Business model is a different issue. As I have written many times we are too easy, way too easy on digital start-ups, as Wall Street pursues the next behemoth IPO with outsized valuations... and we allow Digibabble to cloud rational discussion and intelligent analysis as short-term profits are harvested by a precious few.
If you have ever stood in the cold and shivered as an hour passed by while the "be there in 5 minutes" promise turned out to be a lie -- "the car is right there" -- or dripped in a drenching rain as yellow cab after yellow cab passed you by, you know just how great the Uber service and interface is. And for the most part it's your call whether to accept the higher price or not for "combat service" -- pay-to-play is fair in my book.
The issue is that ultimately Uber will be regulated; drivers will be better monitored, paid and benefited, and pricing will be under pressure as other services get more competitive and as consumers get pickier about who they ride with -- shivering and dripping aside.
In the end technology will catch up here -- it's only applied technology, after all -- and service and reputation will drive success and the future.
But in the eyes of many they are stars, celebs: It's okay -- different set of rules, standards, bar of judgment.
Or there is: Look around -- athletes and other celebs and companies still get away with murder, and rape, both physically and metaphorically, but less and less, and more and more are being called to task.

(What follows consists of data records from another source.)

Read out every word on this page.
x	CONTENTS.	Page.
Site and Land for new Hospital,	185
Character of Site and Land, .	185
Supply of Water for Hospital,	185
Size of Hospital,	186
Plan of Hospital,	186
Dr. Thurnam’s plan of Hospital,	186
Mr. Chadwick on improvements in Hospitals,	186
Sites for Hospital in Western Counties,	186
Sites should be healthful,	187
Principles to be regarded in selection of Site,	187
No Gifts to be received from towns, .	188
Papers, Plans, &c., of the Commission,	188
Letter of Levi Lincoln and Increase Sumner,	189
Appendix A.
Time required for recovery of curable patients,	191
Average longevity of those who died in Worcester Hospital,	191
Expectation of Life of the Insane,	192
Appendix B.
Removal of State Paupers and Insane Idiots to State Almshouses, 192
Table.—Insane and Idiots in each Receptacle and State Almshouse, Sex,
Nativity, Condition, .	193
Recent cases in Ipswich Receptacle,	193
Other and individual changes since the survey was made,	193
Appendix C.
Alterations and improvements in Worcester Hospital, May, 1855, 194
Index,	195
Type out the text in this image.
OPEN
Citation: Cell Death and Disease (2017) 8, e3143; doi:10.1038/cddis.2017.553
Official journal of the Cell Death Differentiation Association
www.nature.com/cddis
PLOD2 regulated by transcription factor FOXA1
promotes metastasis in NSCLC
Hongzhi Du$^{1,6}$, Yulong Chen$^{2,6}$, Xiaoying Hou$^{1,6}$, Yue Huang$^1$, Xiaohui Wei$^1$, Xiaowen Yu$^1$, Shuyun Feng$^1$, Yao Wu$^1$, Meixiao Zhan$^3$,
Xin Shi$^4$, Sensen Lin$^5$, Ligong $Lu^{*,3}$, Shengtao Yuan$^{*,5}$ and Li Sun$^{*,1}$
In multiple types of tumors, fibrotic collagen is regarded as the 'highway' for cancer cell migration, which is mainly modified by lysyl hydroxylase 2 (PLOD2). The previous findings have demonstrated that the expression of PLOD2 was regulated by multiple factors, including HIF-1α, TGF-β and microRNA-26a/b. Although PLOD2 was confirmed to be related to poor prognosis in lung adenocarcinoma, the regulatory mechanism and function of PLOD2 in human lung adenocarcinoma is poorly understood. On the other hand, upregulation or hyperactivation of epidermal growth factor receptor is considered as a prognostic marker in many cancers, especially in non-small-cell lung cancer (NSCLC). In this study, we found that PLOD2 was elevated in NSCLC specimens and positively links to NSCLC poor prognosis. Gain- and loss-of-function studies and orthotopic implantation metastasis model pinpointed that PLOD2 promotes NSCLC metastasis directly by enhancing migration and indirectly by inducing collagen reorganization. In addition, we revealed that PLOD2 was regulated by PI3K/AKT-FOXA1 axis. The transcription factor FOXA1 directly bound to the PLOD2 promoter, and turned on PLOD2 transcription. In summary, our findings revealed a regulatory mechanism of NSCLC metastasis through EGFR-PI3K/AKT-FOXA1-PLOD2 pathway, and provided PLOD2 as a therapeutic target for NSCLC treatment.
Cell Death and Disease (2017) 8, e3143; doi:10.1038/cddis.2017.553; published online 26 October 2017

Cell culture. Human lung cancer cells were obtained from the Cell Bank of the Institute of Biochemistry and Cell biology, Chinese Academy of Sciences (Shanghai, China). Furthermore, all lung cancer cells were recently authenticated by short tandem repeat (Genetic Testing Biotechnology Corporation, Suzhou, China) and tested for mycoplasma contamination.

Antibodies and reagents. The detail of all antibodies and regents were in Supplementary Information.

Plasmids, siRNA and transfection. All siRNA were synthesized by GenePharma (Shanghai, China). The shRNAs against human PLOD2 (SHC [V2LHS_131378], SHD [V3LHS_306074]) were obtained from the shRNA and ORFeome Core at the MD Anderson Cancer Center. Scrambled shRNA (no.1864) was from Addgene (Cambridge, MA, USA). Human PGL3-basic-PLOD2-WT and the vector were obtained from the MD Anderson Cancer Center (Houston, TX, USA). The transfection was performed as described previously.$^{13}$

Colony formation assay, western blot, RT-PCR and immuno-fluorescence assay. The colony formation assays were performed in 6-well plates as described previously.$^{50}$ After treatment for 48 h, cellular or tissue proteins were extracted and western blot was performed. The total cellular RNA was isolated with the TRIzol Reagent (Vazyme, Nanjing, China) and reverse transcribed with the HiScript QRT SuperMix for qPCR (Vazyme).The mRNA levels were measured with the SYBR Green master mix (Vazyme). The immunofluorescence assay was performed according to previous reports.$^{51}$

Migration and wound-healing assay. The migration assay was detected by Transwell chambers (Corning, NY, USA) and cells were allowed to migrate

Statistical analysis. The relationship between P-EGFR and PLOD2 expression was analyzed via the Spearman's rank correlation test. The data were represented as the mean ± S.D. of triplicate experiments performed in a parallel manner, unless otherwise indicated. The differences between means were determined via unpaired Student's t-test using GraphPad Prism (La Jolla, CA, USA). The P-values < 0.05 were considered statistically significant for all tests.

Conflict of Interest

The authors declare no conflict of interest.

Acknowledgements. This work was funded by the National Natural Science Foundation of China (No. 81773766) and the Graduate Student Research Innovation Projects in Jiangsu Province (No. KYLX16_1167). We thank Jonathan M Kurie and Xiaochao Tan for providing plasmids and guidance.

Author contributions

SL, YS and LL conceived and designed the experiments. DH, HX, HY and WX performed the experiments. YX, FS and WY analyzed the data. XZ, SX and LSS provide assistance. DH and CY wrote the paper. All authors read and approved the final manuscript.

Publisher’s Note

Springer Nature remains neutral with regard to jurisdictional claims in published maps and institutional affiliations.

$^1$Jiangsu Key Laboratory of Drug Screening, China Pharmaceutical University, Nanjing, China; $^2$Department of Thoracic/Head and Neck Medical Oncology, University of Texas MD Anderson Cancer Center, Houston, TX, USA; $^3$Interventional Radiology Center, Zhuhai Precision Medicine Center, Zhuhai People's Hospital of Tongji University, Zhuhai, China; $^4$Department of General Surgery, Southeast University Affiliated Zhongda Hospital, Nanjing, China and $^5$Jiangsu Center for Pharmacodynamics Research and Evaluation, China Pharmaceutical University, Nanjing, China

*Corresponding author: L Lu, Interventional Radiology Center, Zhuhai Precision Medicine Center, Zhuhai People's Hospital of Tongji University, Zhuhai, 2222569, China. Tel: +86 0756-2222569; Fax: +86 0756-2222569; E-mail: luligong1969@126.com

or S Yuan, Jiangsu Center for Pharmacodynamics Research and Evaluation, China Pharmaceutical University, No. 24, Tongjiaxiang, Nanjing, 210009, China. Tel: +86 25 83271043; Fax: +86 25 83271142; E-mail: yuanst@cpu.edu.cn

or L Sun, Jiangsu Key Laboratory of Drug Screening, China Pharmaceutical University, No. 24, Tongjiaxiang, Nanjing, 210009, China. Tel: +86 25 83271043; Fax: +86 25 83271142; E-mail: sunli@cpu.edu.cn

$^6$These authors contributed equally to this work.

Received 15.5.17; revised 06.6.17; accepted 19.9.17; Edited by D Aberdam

Uber can be great or Uber will go under. Time will tell. But looking back, the last entitled "Uber Alles" didn't last that long.
Bottom line: I'd posit that Uber is at the nexus of the ethical model and the business model, and they do intersect -- listen:
"To give real service you must add something which cannot be bought or measured with money, and that is sincerity and integrity." - Douglas Adams
And there you have it -- while Uber is being outed by many in the digital media community and protected by many in the investment world, ultimately it is us, the users, who will give it a future.
And there is the lesson: If you want to differentiate, to stand out, you can play the type A game that some still think is the new economy way to success (old, overplayed and tired), or you can use the same energy, drive, smarts and passion, and add integrity, ethics, sincerity. It might take a little more time but I'm ready to bet it goes further and lasts longer.
Let's see where Uber ends up on its current trajectory.
But we might as well start with this week's news that customers are deleting the company's on-demand taxi app after Emil Michael, Uber's SVP of Business, suggested spying on its critics.
Good behavior trumps good technology... What do you think?